Cuando todo comenzó, el 5 de mayo del 2003, tenía 30 años. En ese momento, como es evidente, jamás había pensado en retirarme. A pesar de ello, con el inicio del Régimen Contributivo para el Seguro de Vejez, Discapacidad y Sobrevivencia, sentí el peso de ese plazo fatal que me estaban imponiendo: estaba sentenciada a trabajar durante 30 años, a partir de ese momento (y tenía 9 años en Hoy), para cobrar mi pensión a los 60 años.
A estas alturas, con la mitad del camino recorrido (182 de las 360 cuotas obligatorias), cuento con RD$925,577.10, una suma tan ridícula que habla de lo poco que tendré dentro de 15 años, cuando por fin el sistema entienda que estoy lista para dejar el mundo laboral.
Por más que la AFP logre rentabilizar mi dinero, a la hora de retirarme no tendré muchos recursos. Sin embargo, eso no me preocupa demasiado porque, la verdad, no estoy contando con nuestro sistema de pensiones para retirarme: entre la desconfianza que me genera y lo poco que cobraré, sé que tengo que buscar otra fórmula para mantenerme en la vejez.
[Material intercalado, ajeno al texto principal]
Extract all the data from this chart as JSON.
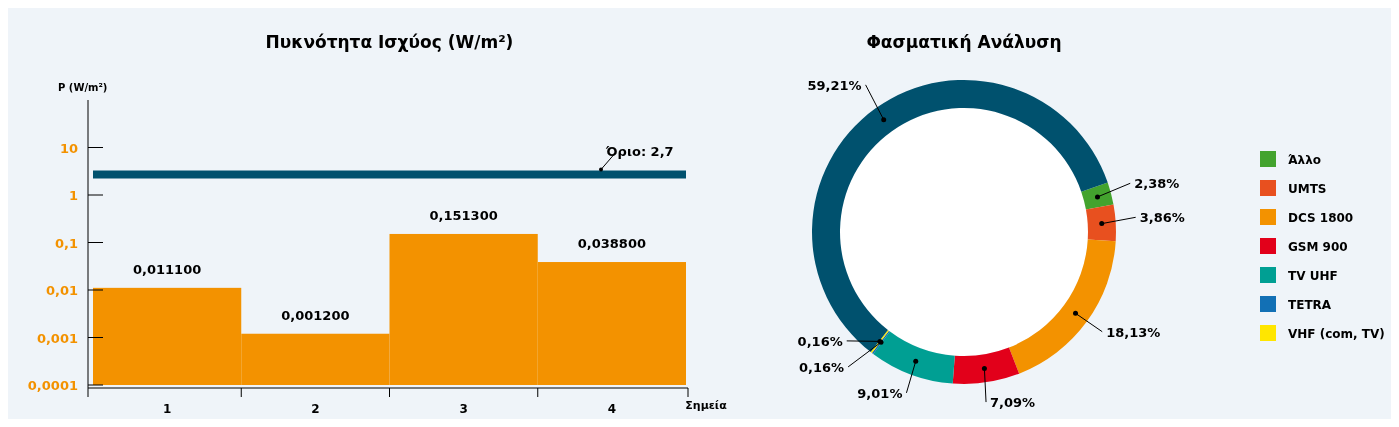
{
  "chart_data": [
    {
      "type": "bar",
      "title": "Πυκνότητα Ισχύος (W/m²)",
      "ylabel": "P (W/m²)",
      "xlabel": "Σημεία",
      "categories": [
        "1",
        "2",
        "3",
        "4"
      ],
      "values": [
        0.0111,
        0.0012,
        0.1513,
        0.0388
      ],
      "value_labels": [
        "0,011100",
        "0,001200",
        "0,151300",
        "0,038800"
      ],
      "color": "#f39200",
      "log": true,
      "ylim": [
        0.0001,
        100
      ],
      "yticks": [
        {
          "value": 0.0001,
          "label": "0,0001"
        },
        {
          "value": 0.001,
          "label": "0,001"
        },
        {
          "value": 0.01,
          "label": "0,01"
        },
        {
          "value": 0.1,
          "label": "0,1"
        },
        1,
        10
      ],
      "ref_lines": [
        {
          "axis": "y",
          "value": 2.7,
          "label": "Όριο: 2,7",
          "color": "#00516e"
        }
      ]
    },
    {
      "type": "donut",
      "title": "Φασματική Ανάλυση",
      "categories": [
        "Άλλο",
        "UMTS",
        "DCS 1800",
        "GSM 900",
        "TV UHF",
        "TETRA",
        "VHF (com, TV)",
        null
      ],
      "values": [
        2.38,
        3.86,
        18.13,
        7.09,
        9.01,
        0.16,
        0.16,
        59.21
      ],
      "colors": [
        "#43a32e",
        "#e8501f",
        "#f39200",
        "#e2001a",
        "#009f93",
        "#1270b5",
        "#ffe600",
        "#00516e"
      ],
      "value_labels": [
        "2,38%",
        "3,86%",
        "18,13%",
        "7,09%",
        "9,01%",
        "0,16%",
        "0,16%",
        "59,21%"
      ],
      "legend": "right"
    }
  ]
}
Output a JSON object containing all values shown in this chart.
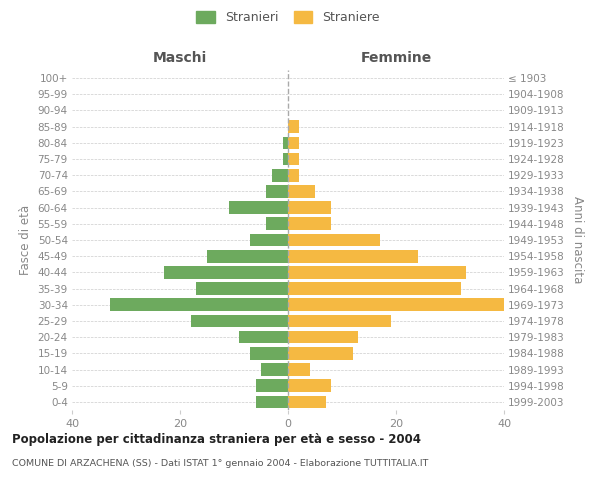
{
  "age_groups_bottom_to_top": [
    "0-4",
    "5-9",
    "10-14",
    "15-19",
    "20-24",
    "25-29",
    "30-34",
    "35-39",
    "40-44",
    "45-49",
    "50-54",
    "55-59",
    "60-64",
    "65-69",
    "70-74",
    "75-79",
    "80-84",
    "85-89",
    "90-94",
    "95-99",
    "100+"
  ],
  "birth_years_bottom_to_top": [
    "1999-2003",
    "1994-1998",
    "1989-1993",
    "1984-1988",
    "1979-1983",
    "1974-1978",
    "1969-1973",
    "1964-1968",
    "1959-1963",
    "1954-1958",
    "1949-1953",
    "1944-1948",
    "1939-1943",
    "1934-1938",
    "1929-1933",
    "1924-1928",
    "1919-1923",
    "1914-1918",
    "1909-1913",
    "1904-1908",
    "≤ 1903"
  ],
  "maschi_bottom_to_top": [
    6,
    6,
    5,
    7,
    9,
    18,
    33,
    17,
    23,
    15,
    7,
    4,
    11,
    4,
    3,
    1,
    1,
    0,
    0,
    0,
    0
  ],
  "femmine_bottom_to_top": [
    7,
    8,
    4,
    12,
    13,
    19,
    40,
    32,
    33,
    24,
    17,
    8,
    8,
    5,
    2,
    2,
    2,
    2,
    0,
    0,
    0
  ],
  "color_maschi": "#6daa5e",
  "color_femmine": "#f5b942",
  "title_main": "Popolazione per cittadinanza straniera per età e sesso - 2004",
  "title_sub": "COMUNE DI ARZACHENA (SS) - Dati ISTAT 1° gennaio 2004 - Elaborazione TUTTITALIA.IT",
  "ylabel_left": "Fasce di età",
  "ylabel_right": "Anni di nascita",
  "xlabel_left": "Maschi",
  "xlabel_right": "Femmine",
  "legend_maschi": "Stranieri",
  "legend_femmine": "Straniere",
  "xlim": 40,
  "background_color": "#ffffff",
  "grid_color": "#cccccc"
}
Hoy los que están preocupados por ese tema nos dicen que la solución para que nuestra pensión no sea tan precaria es que trabajemos cinco años más y elevemos el monto de la cotización. Sin embargo, ¿por qué obligarme a cotizar más y por más tiempo si de cualquier manera la pensión, si es que llego a cobrarla, no será nada del otro mundo?
La verdad es que no entiendo por qué se preocupan tanto -y así- por mí. ¿Será acaso porque los que lo hacen, ya mayores, no tendrán que chuparse cinco años más en el sistema? Asumo que sí.